Slashdot Mirror


US Birthrate Plummets To Record Low

Hugh Pickens writes "The Washington Post reports that the U.S. birthrate is at its lowest since 1920, the earliest year with reliable records. The rate decreased to 63.2 births per 1,000 women of childbearing age — a little more than half of its peak, which was in 1957. The overall birthrate decreased by 8 percent between 2007 and 2010, but the decline is being led by immigrant women hit hard by the recession, with a much bigger drop of 14 percent among foreign-born women. Overall, the average number of children a U.S. woman is predicted to have in her lifetime is 1.9, slightly less than the 2.1 children required to maintain current population levels. Although the declining U.S. birthrate has not created the kind of stark imbalances found in graying countries such as Japan or Italy, it should serve as a wake-up call for policymakers, says Roberto Suro, a professor of public policy at the University of Southern California. 'We've been assuming that when the baby-boomer population gets most expensive, that there are going to be immigrants and their children who are going to be paying into [programs for the elderly], but in the wake of what's happened in the last five years, we have to reexamine those assumptions,' he said. 'When you think of things like the solvency of Social Security, for example, relatively small increases in the dependency ratio can have a huge effect.'"

1 of 567 comments (clear)

  1. Re:OK, so... by gr8_phk · · Score: 1, Troll

    SS will be around when you/we retire. It's a separate tax that goes into a separate fund. That fund is presently about 3 trillion dollars, which is good because for 2 years now it's paying out more than its taking in due to the baby boomers starting to retire. Should the fund ever run dry they will have to stop paying more than is going in, at which point it will truely be the younger people paying for the older people. But it will not go away.

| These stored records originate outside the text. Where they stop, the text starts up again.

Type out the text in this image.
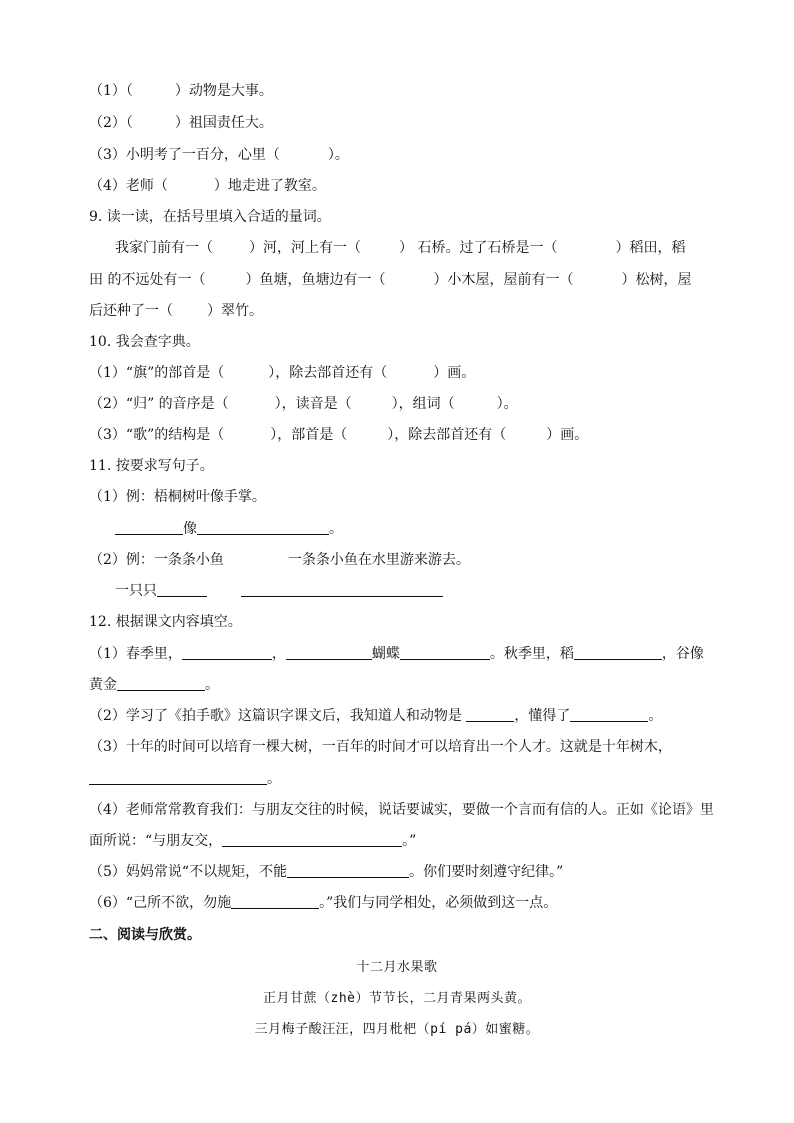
（1）（	）动物是大事。
（2）（	）祖国责任大。
（3）小明考了一百分，心里（	）。
（4）老师（	）地走进了教室。
9. 读一读，在括号里填入合适的量词。
我家门前有一（	）河，河上有一（	） 石桥。过了石桥是一（	）稻田，稻
田 的不远处有一（	）鱼塘，鱼塘边有一（	）小木屋，屋前有一（	）松树，屋
后还种了一（ ）翠竹。
10. 我会查字典。
（1）“旗”的部首是（	），除去部首还有（	）画。
（2）“归” 的音序是（	），读音是（	），组词（	）。
（3）“歌”的结构是（	），部首是（	），除去部首还有（	）画。
11. 按要求写句子。
（1）例：梧桐树叶像手掌。
像	。
（2）例：一条条小鱼	一条条小鱼在水里游来游去。
一只只
12. 根据课文内容填空。
（1）春季里，	，	蝴蝶	。秋季里，稻	，谷像
黄金	。
（2）学习了《拍手歌》这篇识字课文后，我知道人和动物是	，懂得了	。
（3）十年的时间可以培育一棵大树，一百年的时间才可以培育出一个人才。这就是十年树木，
。
（4）老师常常教育我们：与朋友交往的时候，说话要诚实，要做一个言而有信的人。正如《论语》里
面所说：“与朋友交，	。”
（5）妈妈常说“不以规矩，不能	。你们要时刻遵守纪律。”
（6）“己所不欲，勿施	。”我们与同学相处，必须做到这一点。
二、阅读与欣赏。
十二月水果歌
正月甘蔗（zhè）节节长，二月青果两头黄。
三月梅子酸汪汪，四月枇杷（pí pá）如蜜糖。
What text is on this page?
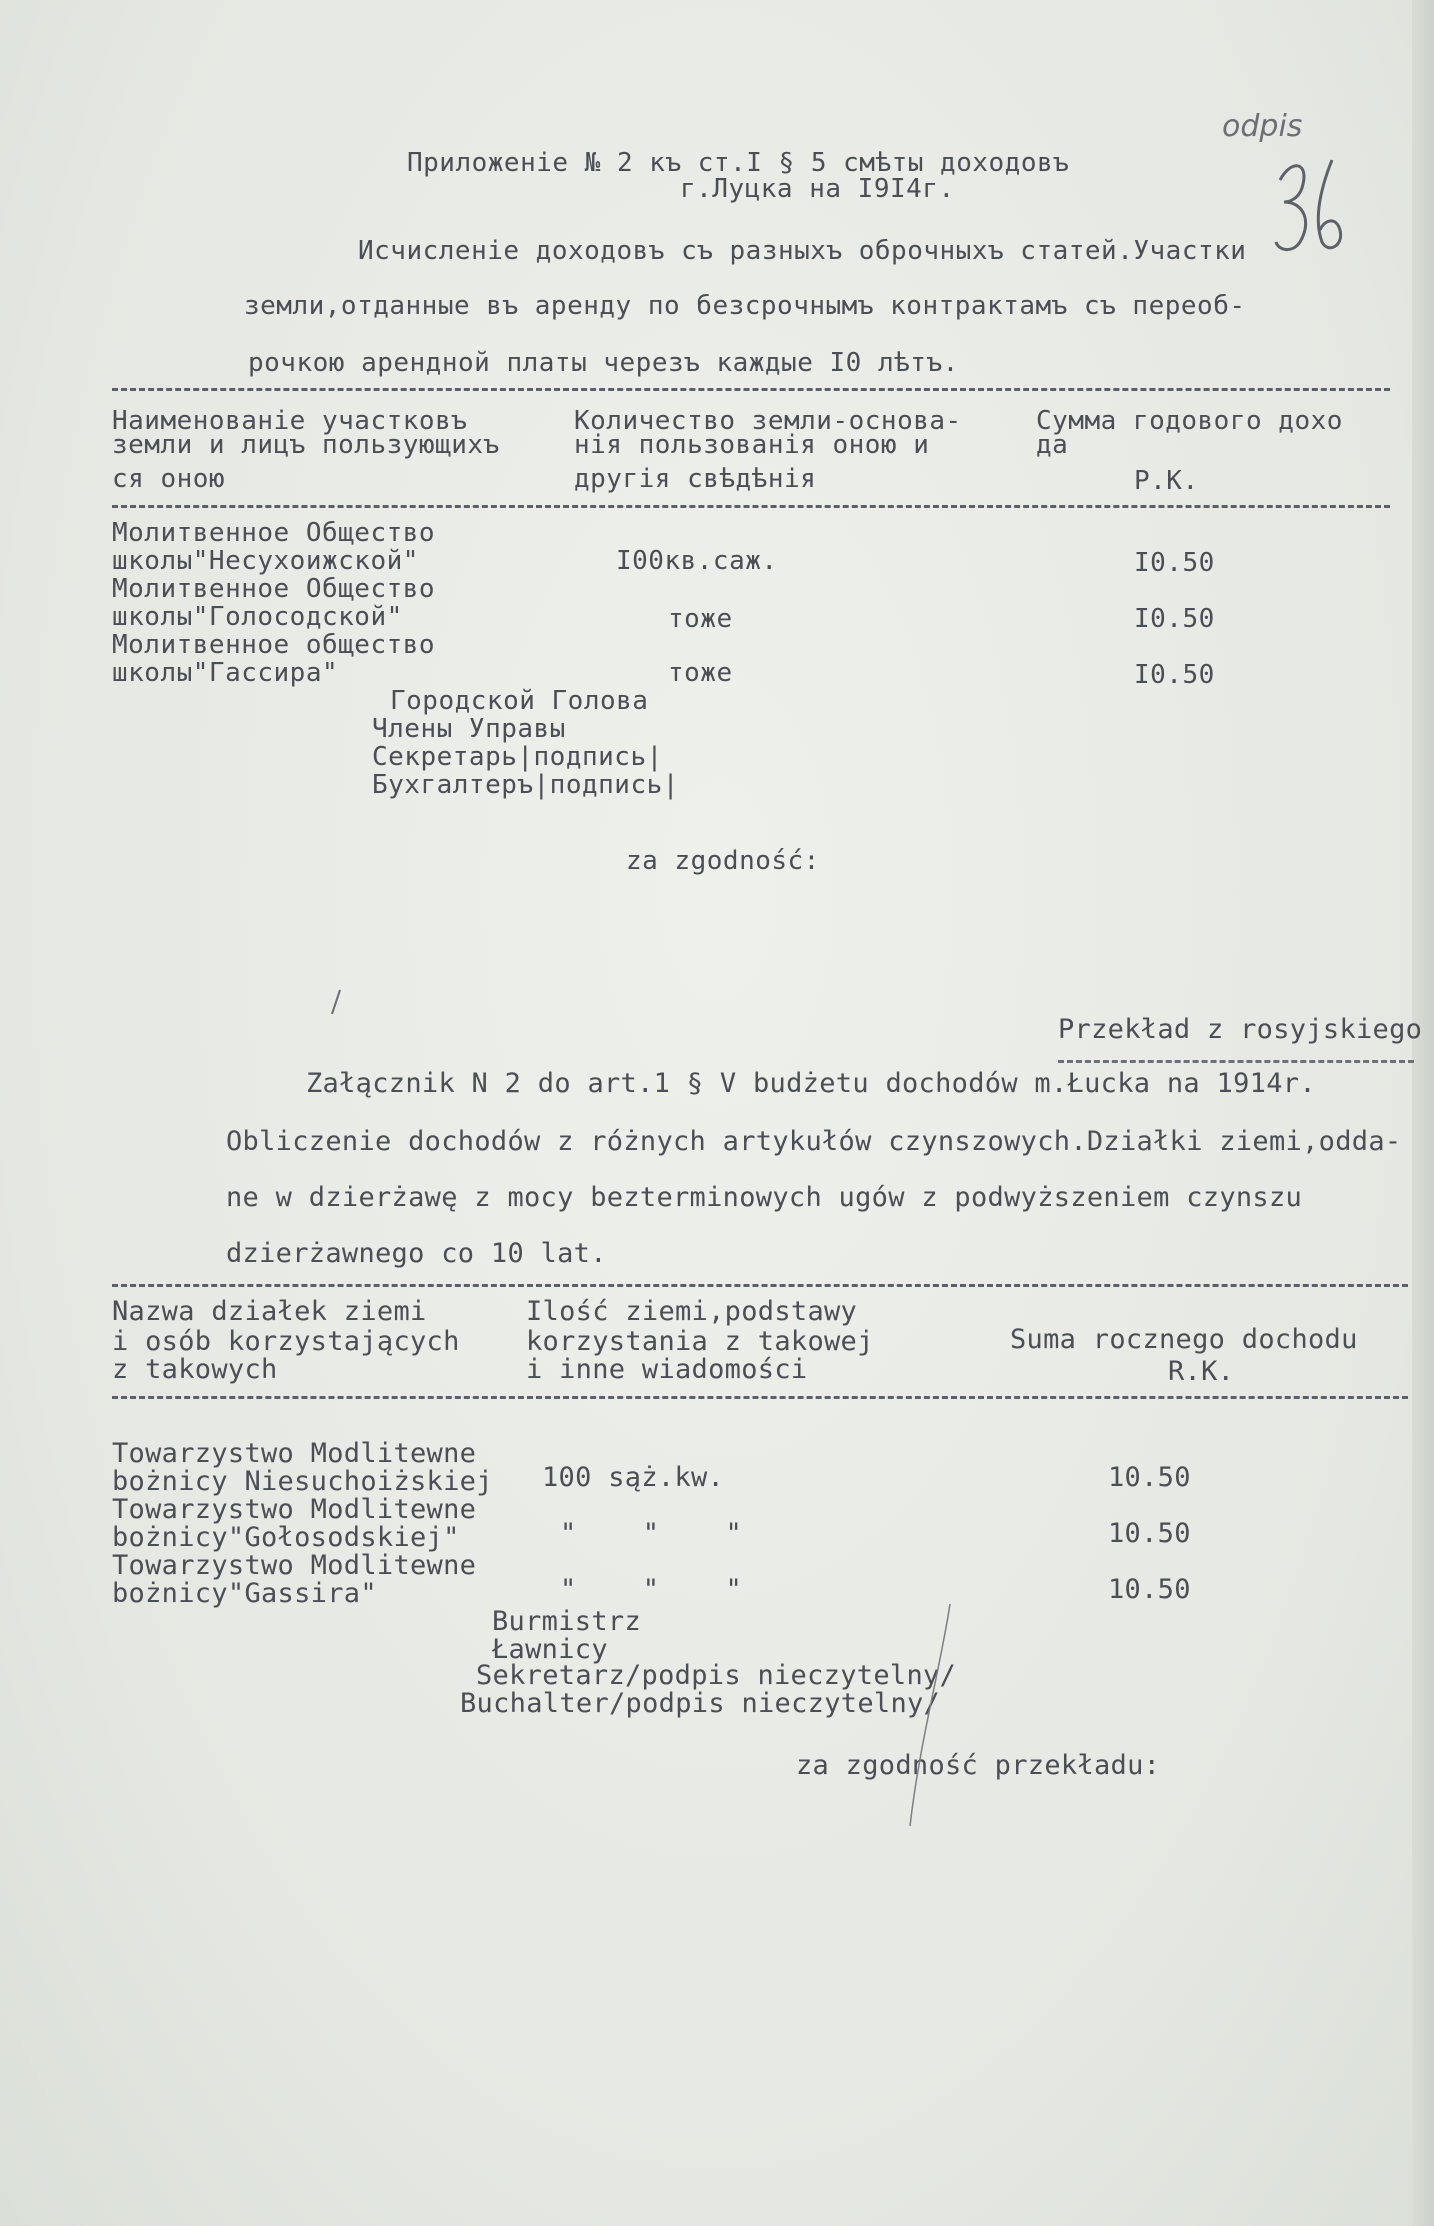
odpis
Приложенiе № 2 къ ст.I § 5 смѣты доходовъ
г.Луцка на I9I4г.
Исчисленiе доходовъ съ разныхъ оброчныхъ статей.Участки
земли,отданные въ аренду по безсрочнымъ контрактамъ съ переоб-
рочкою арендной платы черезъ каждые I0 лѣтъ.
Наименованiе участковъ
земли и лицъ пользующихъ
ся оною
Количество земли-основа-
нiя пользованiя оною и
другiя свѣдѣнiя
Сумма годового дохо
да
Р.К.
Молитвенное Общество
школы"Несухоижской"	I00кв.саж.	I0.50
Молитвенное Общество
школы"Голосодской"	тоже	I0.50
Молитвенное общество
школы"Гассира"	тоже	I0.50
Городской Голова
Члены Управы
Секретарь|подпись|
Бухгалтеръ|подпись|
za zgodność:
Przekład z rosyjskiego
Załącznik N 2 do art.1 § V budżetu dochodów m.Łucka na 1914r.
Obliczenie dochodów z różnych artykułów czynszowych.Działki ziemi,odda-
ne w dzierżawę z mocy bezterminowych ugów z podwyższeniem czynszu
dzierżawnego co 10 lat.
Nazwa działek ziemi
i osób korzystających
z takowych
Ilość ziemi,podstawy
korzystania z takowej
i inne wiadomości
Suma rocznego dochodu
R.K.
Towarzystwo Modlitewne
bożnicy Niesuchoiżskiej 100 sąż.kw.	10.50
Towarzystwo Modlitewne
bożnicy"Gołosodskiej"	"    "    "	10.50
Towarzystwo Modlitewne
bożnicy"Gassira"	"    "    "	10.50
Burmistrz
Ławnicy
Sekretarz/podpis nieczytelny/
Buchalter/podpis nieczytelny/
za zgodność przekładu:
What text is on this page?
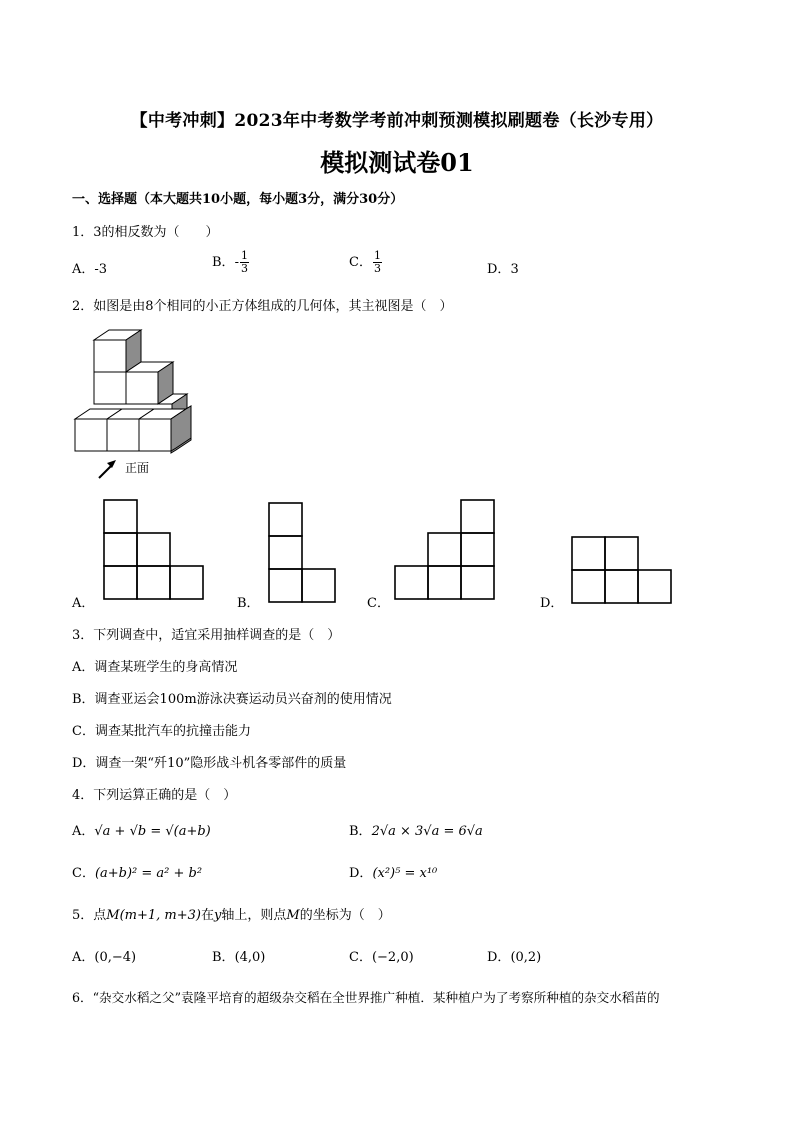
【中考冲刺】2023年中考数学考前冲刺预测模拟刷题卷（长沙专用）
模拟测试卷01
一、选择题（本大题共10小题，每小题3分，满分30分）
1．3的相反数为（　　）
A．-3	B．- $\frac{1}{3}$	C． $\frac{1}{3}$	D．3
2．如图是由8个相同的小正方体组成的几何体，其主视图是（　）
正面
A．	B．	C．	D．
3．下列调查中，适宜采用抽样调查的是（　）
A．调查某班学生的身高情况
B．调查亚运会100m游泳决赛运动员兴奋剂的使用情况
C．调查某批汽车的抗撞击能力
D．调查一架“歼10”隐形战斗机各零部件的质量
4．下列运算正确的是（　）
A．√a + √b = √(a+b)	B．2√a × 3√a = 6√a
C．(a+b)² = a² + b²	D．(x²)⁵ = x¹⁰
5．点M(m+1, m+3)在y轴上，则点M的坐标为（　）
A．(0,−4)	B．(4,0)	C．(−2,0)	D．(0,2)
6．“杂交水稻之父”袁隆平培育的超级杂交稻在全世界推广种植．某种植户为了考察所种植的杂交水稻苗的
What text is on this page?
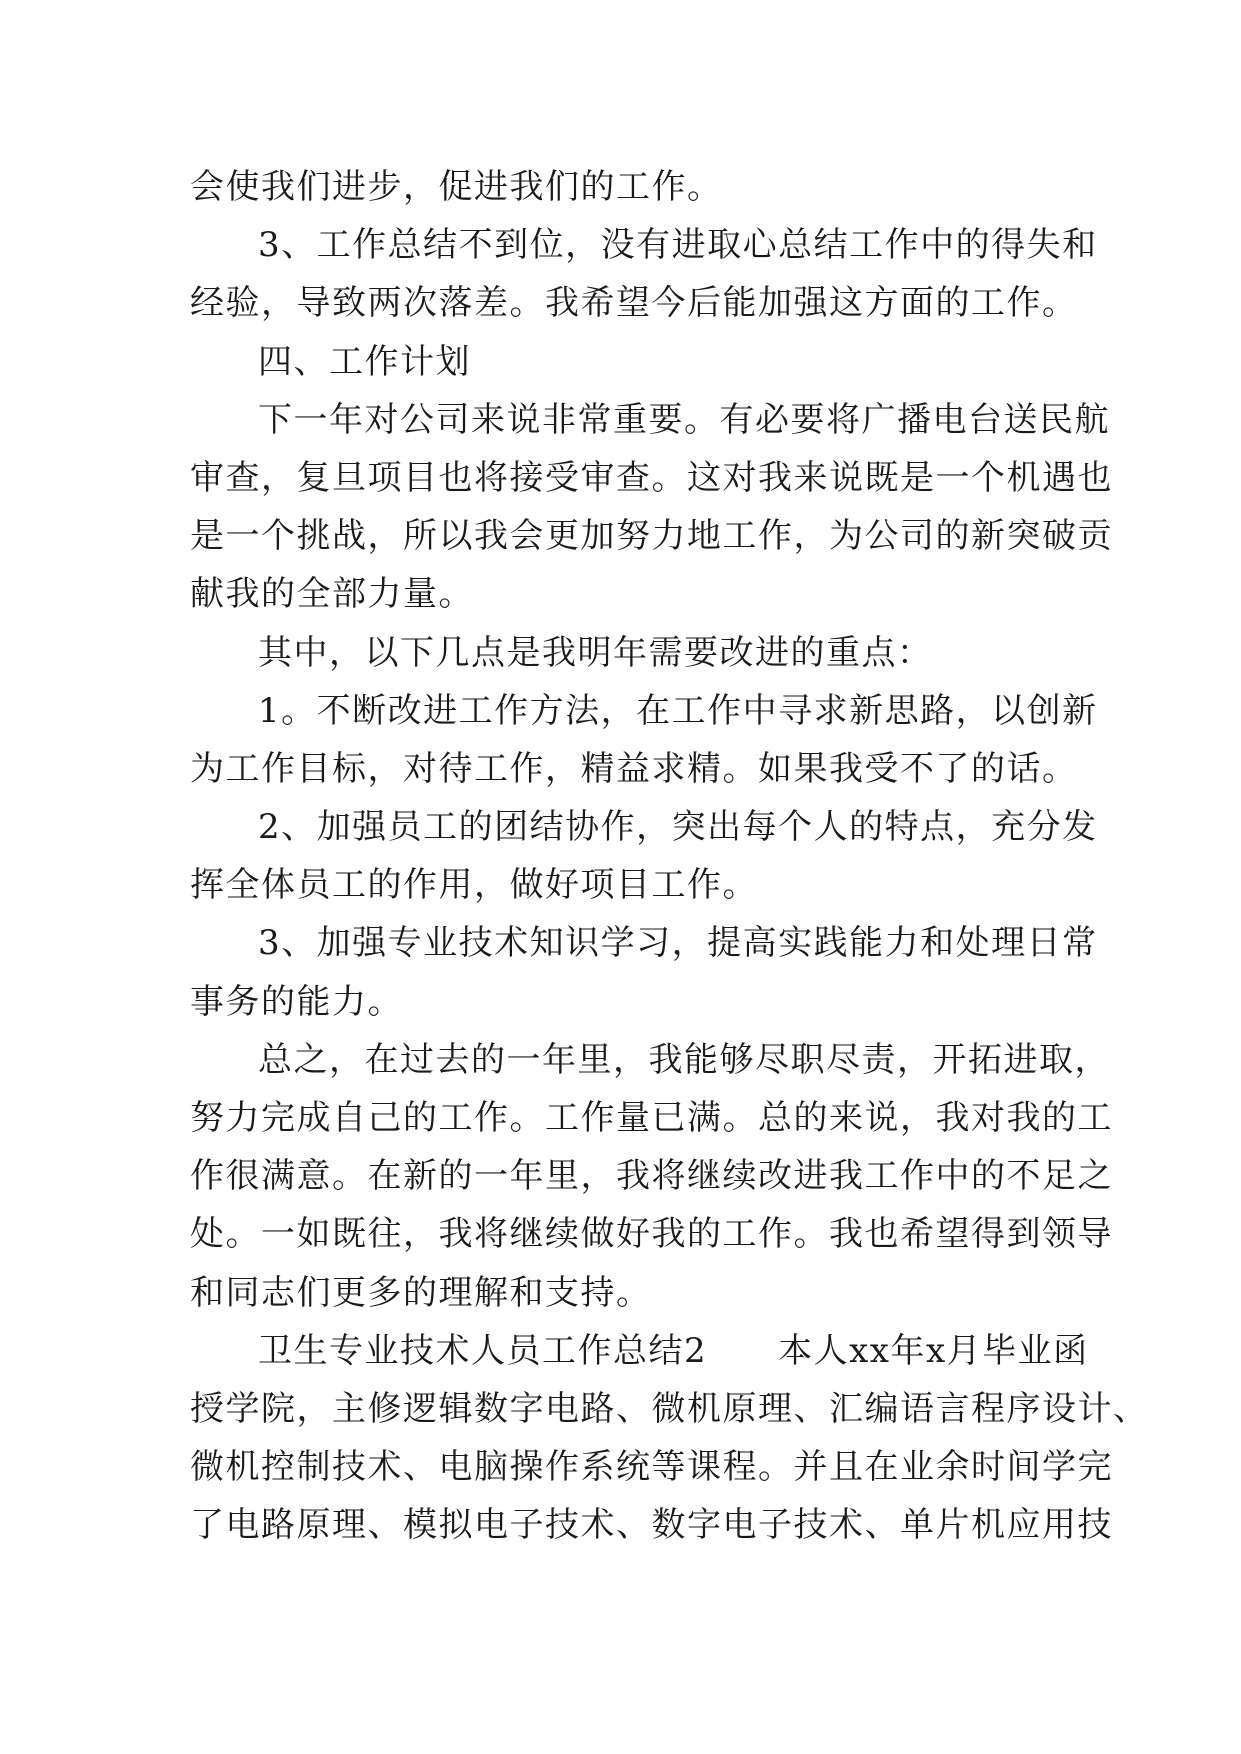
会使我们进步，促进我们的工作。
3、工作总结不到位，没有进取心总结工作中的得失和
经验，导致两次落差。我希望今后能加强这方面的工作。
四、工作计划
下一年对公司来说非常重要。有必要将广播电台送民航
审查，复旦项目也将接受审查。这对我来说既是一个机遇也
是一个挑战，所以我会更加努力地工作，为公司的新突破贡
献我的全部力量。
其中，以下几点是我明年需要改进的重点：
1。不断改进工作方法，在工作中寻求新思路，以创新
为工作目标，对待工作，精益求精。如果我受不了的话。
2、加强员工的团结协作，突出每个人的特点，充分发
挥全体员工的作用，做好项目工作。
3、加强专业技术知识学习，提高实践能力和处理日常
事务的能力。
总之，在过去的一年里，我能够尽职尽责，开拓进取，
努力完成自己的工作。工作量已满。总的来说，我对我的工
作很满意。在新的一年里，我将继续改进我工作中的不足之
处。一如既往，我将继续做好我的工作。我也希望得到领导
和同志们更多的理解和支持。
卫生专业技术人员工作总结2　　本人xx年x月毕业函
授学院，主修逻辑数字电路、微机原理、汇编语言程序设计、
微机控制技术、电脑操作系统等课程。并且在业余时间学完
了电路原理、模拟电子技术、数字电子技术、单片机应用技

I say this because if it goes away entirely they will have to eliminate the taxes that pay for it.V

    That said, I suspect Obama wants it to get into trouble sooner rather than later - hence the payroll tax cut which normally goes into social security. He probably figures if it goes bust it will "have to" become part of the normal federal budget. Not sure what the agenda might be, but the rules of the game would change dramatically if it were not separately taxed.